Alicia ne parvient pas à terminer sa phrase et éclate en sanglots. Tu essayes de la prendre dans tes bras mais cette fois, c’est elle qui a un mouvement de recul. Tu tentes de la rassurer.
« Ça n’a rien à voir avec toi.
– Alors ça à voir avec quoi ? Je vois bien que ça ne va pas, plus le temps passe, plus ça empire ! Tu es tout le temps de mauvaise humeur, tu n’as jamais envie de rien. J’ai beau te proposer des choses, rien ne marche ! Il est peut-être temps que tu envisages de demander de l’aide.
– Comment ça ?
– Que tu parles de tout ça à ton médecin. Ça n’est pas normal, et tu ne peux pas continuer comme ça éternellement ! »
Tu la regardes, incrédule. « Tu penses que je suis malade ?
– Il y a forcément quelque chose. Tu n’étais pas comme ça avant. »
Tu sens quelque chose en toi s’effondrer. « Si tu penses que je suis fou, je préfère partir…
– Je n’ai jamais dit ça !
– Mais tu le penses ! »
Tu te diriges vers la porte d’entrée et essayes d’éviter le regard plein de larmes d’Alicia en refermant derrière toi. Sur le trajet du retour, tu rumines ce qui vient de se passer.

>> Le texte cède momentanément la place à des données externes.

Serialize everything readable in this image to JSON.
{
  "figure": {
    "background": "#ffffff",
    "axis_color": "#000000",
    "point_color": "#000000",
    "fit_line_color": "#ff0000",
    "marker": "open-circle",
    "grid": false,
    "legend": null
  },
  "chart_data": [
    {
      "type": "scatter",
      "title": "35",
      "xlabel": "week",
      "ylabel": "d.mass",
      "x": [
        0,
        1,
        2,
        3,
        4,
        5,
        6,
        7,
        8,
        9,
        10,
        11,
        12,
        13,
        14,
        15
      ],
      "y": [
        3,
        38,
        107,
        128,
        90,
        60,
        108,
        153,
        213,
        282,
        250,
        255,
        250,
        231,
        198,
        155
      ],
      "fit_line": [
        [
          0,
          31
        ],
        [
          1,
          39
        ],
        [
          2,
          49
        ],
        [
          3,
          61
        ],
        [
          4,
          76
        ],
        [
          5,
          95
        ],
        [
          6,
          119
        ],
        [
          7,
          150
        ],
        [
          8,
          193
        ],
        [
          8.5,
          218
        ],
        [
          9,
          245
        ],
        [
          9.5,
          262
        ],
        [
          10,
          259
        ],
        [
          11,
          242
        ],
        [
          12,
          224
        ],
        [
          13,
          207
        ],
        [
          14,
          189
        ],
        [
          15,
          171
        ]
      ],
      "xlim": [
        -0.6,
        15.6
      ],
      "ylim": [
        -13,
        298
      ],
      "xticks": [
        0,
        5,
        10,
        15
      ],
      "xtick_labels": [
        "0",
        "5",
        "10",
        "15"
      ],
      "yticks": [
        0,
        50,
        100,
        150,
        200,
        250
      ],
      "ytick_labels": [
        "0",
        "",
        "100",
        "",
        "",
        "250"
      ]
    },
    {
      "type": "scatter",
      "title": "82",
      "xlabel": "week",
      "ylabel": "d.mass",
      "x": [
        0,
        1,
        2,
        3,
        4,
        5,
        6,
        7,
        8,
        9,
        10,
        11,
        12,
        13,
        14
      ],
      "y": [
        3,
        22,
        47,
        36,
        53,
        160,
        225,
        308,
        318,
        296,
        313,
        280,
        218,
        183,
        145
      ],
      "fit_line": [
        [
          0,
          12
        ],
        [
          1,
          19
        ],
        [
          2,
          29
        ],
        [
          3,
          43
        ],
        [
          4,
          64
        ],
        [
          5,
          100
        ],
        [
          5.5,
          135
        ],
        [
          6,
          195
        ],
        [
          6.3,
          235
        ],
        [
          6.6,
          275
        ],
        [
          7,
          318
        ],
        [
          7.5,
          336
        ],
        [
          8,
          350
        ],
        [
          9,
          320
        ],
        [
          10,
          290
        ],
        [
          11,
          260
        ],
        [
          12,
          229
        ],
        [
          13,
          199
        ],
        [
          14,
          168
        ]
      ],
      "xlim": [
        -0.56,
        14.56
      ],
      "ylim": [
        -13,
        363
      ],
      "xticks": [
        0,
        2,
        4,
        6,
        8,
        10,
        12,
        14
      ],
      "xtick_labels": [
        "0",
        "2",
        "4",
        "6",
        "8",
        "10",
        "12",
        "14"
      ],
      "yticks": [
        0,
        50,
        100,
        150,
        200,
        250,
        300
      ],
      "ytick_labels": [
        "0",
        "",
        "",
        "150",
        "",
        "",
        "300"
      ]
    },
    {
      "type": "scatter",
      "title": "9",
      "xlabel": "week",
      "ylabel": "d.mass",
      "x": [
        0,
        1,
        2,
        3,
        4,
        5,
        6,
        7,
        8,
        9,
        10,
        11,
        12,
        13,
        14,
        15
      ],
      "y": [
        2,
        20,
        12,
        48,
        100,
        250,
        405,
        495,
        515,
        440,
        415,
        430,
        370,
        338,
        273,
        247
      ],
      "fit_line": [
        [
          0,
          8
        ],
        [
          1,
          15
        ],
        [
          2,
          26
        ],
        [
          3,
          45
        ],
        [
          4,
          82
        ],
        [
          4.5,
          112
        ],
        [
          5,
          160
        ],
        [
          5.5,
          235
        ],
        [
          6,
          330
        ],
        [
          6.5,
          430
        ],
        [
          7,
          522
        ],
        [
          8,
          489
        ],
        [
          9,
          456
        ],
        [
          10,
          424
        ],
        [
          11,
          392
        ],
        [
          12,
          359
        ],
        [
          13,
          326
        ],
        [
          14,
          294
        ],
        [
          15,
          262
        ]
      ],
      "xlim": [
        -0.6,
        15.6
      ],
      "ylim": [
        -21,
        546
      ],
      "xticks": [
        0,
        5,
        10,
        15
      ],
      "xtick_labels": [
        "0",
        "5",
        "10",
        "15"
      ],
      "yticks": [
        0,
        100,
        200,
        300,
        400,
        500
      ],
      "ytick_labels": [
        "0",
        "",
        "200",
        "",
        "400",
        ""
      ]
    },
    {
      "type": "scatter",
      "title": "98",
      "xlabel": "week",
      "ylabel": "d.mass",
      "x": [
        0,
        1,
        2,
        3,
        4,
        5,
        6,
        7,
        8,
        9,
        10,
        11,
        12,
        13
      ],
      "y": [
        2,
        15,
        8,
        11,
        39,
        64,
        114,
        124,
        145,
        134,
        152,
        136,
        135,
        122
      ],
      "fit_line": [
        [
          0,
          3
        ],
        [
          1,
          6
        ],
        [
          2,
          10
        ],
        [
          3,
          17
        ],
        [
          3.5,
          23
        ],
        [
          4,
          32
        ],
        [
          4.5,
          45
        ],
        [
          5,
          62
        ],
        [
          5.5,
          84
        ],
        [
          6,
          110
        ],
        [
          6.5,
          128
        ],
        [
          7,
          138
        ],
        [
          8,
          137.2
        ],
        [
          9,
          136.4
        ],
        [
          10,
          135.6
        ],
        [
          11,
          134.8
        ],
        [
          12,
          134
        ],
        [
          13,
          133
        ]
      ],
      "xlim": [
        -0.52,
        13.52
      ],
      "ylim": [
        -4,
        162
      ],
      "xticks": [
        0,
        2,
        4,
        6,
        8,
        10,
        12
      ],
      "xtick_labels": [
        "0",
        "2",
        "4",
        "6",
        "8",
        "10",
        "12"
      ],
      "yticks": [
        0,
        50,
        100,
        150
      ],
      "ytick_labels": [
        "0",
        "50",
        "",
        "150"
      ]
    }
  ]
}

Tu te sens nul et énervé après ta petite amie en même temps. Tu te répètes que tu n’es pas fou, que tu es juste fatigué et tendu. Arrivé chez toi, tu ressens un vide à l’intérieur de toi-même et comme un poids sur le torse, qui t’empêche de respirer. Tu passes la soirée affalé sur ton canapé à descendre des cannettes de bière, tout en te flagellant mentalement d’être un tel raté. Tu te demandes à quoi tout ça rime et s’il ne faudrait pas mieux en finir. Complètement saoul, tu finis par t’endormir sur le canapé.